It's been a while since I posted last due to our current work schedule. It's hard work preparing a new product version when that release is due to go to a customer before it's GA'd.
Anyway, in this post about "Uniqueidentifiers as primary key columns" I talked about some of the benefits to ditching the traditional IDENTITY columns. I did point out that their use in data warehouse applications is questionable as key sizes become important when dealing with huge amounts of data. Herein lies the problem - we have an application that uses uniqueidentifiers wherever possible but dimension tables still use integer keys. No problem so far but we have recently tried to implement parent-child dimensions within Analysis Services and our folder structure is using uniqueidentifiers as keys.
As you may know, Analysis Server uses a simple arrangement for parent-child dimensions where each member has a key column and a parent key column as per the adjacency list model. To implement this, lets assume two tables Office and Folder where Office is a dimension and Folder is a hierarchy into which we place each office. The two tables look like:
create table Folder (
folder_id int not null primary key,
parent_id int not null,
name nvarchar(50) not null
)
create table Office (
office_id int not null primary key,
folder_id int not null,
name nvarchar(50) not null
)
There is a foreign key between folder_id in the two tables to tie them together. Note, I've used integer primary keys here so creating a parent-child dimension is easy as follows:
create view OfficeTree
as
select folder_id + (select max(office_id) from Office) as item_id,
parent_id + (select max(office_id) from Office) as parent_id,
name
from Folder
union all
select office_id,
folder_id + (select max(office_id) from Office),
name
from Office
Note, that the Folder keys must be offset to ensure they don't clash with the Office keys. Now if we try and change the folder_id and parent_id fields in Folder to uniqueidentifiers we end up with a problem - the data types are not compatible when creating the view OfficeTree and you get the message "Operand type clash: uniqueidentifier is incompatible with int".
The solution to this problem is of course to either go back to using ints somehow. I was about ready to remove the uniqueidentifiers when Koan Bremner came up with the following solution. The trick is to realize that the references between the two tables are only required when processing the dimension and Analysis Server doesn't care if the IDs change between cycles just as long as the keys joined to fact tables remain constant. So we still need to add an integer key column to the Folder table as below:
create table Folder (
folder_id uniqueidentifier not null primary key,
parent_id uniqueidentifier not null,
alt_id int null,
name nvarchar(50) not null
)
We allow the column to be null because the keys are only required before we process the dimension and allowing NULLs ensures easy inserts in a replicated environment.
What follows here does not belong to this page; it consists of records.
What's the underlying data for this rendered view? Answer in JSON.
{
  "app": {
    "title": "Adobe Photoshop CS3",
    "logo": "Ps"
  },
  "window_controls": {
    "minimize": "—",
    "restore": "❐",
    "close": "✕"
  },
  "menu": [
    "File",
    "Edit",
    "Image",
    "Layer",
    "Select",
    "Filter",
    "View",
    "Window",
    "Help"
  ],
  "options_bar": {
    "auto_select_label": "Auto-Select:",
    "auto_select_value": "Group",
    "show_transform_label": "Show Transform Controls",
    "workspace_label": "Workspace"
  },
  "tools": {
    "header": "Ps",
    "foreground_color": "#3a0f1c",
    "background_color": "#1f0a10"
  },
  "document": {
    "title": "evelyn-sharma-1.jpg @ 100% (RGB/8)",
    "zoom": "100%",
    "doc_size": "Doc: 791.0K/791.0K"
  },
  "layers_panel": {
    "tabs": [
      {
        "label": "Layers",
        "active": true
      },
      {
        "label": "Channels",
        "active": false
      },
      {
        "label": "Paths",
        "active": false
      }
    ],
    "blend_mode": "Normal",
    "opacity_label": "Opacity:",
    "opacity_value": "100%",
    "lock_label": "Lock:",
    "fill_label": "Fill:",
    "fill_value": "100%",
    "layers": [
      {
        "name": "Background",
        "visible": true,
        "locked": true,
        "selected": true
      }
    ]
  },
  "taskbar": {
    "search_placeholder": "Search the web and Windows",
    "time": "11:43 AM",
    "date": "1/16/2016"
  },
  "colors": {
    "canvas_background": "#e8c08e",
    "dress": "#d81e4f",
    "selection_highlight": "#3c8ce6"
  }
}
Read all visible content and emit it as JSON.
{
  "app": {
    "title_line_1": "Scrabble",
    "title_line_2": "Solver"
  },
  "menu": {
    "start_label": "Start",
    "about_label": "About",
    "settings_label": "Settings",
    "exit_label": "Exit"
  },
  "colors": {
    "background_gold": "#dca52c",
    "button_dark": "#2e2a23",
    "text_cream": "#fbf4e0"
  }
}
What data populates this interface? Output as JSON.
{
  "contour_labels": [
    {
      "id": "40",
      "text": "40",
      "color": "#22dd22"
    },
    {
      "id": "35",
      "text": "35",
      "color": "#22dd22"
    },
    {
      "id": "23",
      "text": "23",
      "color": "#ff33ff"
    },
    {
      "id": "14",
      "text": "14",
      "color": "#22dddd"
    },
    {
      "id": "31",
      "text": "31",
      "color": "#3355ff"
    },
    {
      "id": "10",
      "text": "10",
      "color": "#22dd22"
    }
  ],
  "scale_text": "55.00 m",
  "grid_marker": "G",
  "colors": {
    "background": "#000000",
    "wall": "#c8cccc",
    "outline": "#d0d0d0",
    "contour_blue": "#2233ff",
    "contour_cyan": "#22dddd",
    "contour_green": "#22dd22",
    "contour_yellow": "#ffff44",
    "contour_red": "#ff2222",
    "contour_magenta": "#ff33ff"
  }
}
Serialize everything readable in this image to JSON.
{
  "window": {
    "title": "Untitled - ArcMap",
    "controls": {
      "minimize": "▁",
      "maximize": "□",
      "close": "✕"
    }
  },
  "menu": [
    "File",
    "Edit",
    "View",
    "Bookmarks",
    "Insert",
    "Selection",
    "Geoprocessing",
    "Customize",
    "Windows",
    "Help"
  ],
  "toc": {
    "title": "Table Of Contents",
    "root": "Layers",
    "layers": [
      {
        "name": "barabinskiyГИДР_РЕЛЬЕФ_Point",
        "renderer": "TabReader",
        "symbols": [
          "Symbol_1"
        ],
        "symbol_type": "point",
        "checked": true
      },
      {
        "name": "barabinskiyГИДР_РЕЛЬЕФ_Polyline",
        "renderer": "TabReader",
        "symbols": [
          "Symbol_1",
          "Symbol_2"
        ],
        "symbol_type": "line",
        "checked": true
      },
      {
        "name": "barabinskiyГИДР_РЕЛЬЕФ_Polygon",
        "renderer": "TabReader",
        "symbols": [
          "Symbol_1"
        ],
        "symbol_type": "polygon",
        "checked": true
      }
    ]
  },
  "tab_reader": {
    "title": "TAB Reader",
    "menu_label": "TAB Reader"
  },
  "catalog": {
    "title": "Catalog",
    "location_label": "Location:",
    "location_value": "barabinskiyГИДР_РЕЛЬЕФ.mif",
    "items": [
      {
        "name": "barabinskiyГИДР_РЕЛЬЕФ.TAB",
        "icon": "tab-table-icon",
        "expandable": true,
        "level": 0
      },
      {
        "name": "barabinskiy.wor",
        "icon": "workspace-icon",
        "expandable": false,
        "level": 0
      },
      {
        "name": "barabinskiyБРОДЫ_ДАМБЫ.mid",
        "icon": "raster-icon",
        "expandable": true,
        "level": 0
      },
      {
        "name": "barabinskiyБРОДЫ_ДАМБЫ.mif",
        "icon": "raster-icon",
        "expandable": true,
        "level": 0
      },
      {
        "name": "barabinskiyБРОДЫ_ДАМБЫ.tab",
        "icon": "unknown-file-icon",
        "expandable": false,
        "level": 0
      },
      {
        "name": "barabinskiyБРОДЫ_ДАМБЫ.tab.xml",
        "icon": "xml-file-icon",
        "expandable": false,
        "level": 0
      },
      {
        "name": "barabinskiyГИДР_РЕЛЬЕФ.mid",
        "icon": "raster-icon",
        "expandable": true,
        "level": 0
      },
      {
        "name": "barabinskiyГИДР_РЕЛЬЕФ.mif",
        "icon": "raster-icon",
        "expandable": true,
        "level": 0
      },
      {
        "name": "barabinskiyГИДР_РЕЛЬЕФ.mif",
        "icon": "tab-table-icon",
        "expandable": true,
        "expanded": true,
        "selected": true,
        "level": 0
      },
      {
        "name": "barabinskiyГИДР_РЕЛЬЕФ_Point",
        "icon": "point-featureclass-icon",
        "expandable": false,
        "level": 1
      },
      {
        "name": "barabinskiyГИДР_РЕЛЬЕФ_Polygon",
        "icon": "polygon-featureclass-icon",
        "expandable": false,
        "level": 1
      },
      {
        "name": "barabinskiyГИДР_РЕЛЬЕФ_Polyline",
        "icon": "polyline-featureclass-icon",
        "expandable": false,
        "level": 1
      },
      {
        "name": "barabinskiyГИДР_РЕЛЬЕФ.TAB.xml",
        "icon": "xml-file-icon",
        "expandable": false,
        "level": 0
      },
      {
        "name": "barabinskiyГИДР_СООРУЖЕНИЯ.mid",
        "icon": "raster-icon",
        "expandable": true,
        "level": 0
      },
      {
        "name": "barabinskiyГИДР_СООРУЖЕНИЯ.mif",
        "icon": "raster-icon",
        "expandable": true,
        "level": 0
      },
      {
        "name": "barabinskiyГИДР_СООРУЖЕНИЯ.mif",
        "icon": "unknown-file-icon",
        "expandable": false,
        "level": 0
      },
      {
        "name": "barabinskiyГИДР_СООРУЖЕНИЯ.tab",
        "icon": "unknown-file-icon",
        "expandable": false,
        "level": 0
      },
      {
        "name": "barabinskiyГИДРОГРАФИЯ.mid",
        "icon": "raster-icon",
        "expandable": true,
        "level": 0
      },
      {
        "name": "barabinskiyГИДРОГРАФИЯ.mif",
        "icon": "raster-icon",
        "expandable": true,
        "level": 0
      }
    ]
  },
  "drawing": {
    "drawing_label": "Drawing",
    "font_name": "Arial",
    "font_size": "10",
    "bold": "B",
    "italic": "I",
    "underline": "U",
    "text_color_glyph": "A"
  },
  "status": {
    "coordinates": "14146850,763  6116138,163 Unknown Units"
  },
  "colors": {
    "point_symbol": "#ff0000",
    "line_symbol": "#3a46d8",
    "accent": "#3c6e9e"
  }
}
To update the column before processing requires a little magic (again from Koan).
declare @counter int
select @counter = isnull(max(alt_id), 0)
from Folder
update Folder
set @counter = alt_id = @counter + 1 -- Ed: Typo fixed (see comments).
where alt_id is null
option (maxdop 1)
The maxdop option ensures a sequential update to the column which forces an incrementing value. Now we can rewrite the view to use the new field. Note that we have to join back to Folder in order to resolve the parent_id field.
create view OfficeTree
as
select f1.alt_id + (select max(office_id) from Office) as item_id,
f2.alt_id + (select max(office_id) from Office) as parent_id,
f1.name
from Folder f1
left join Folder f2 on f2.folder_id = f1.parent_id
union all
select o1.office_id,
f2.alt_id + (select max(office_id) from Office),
o1.name
from Office o1
left join Folder f2 on f2.folder_id = o1.folder_id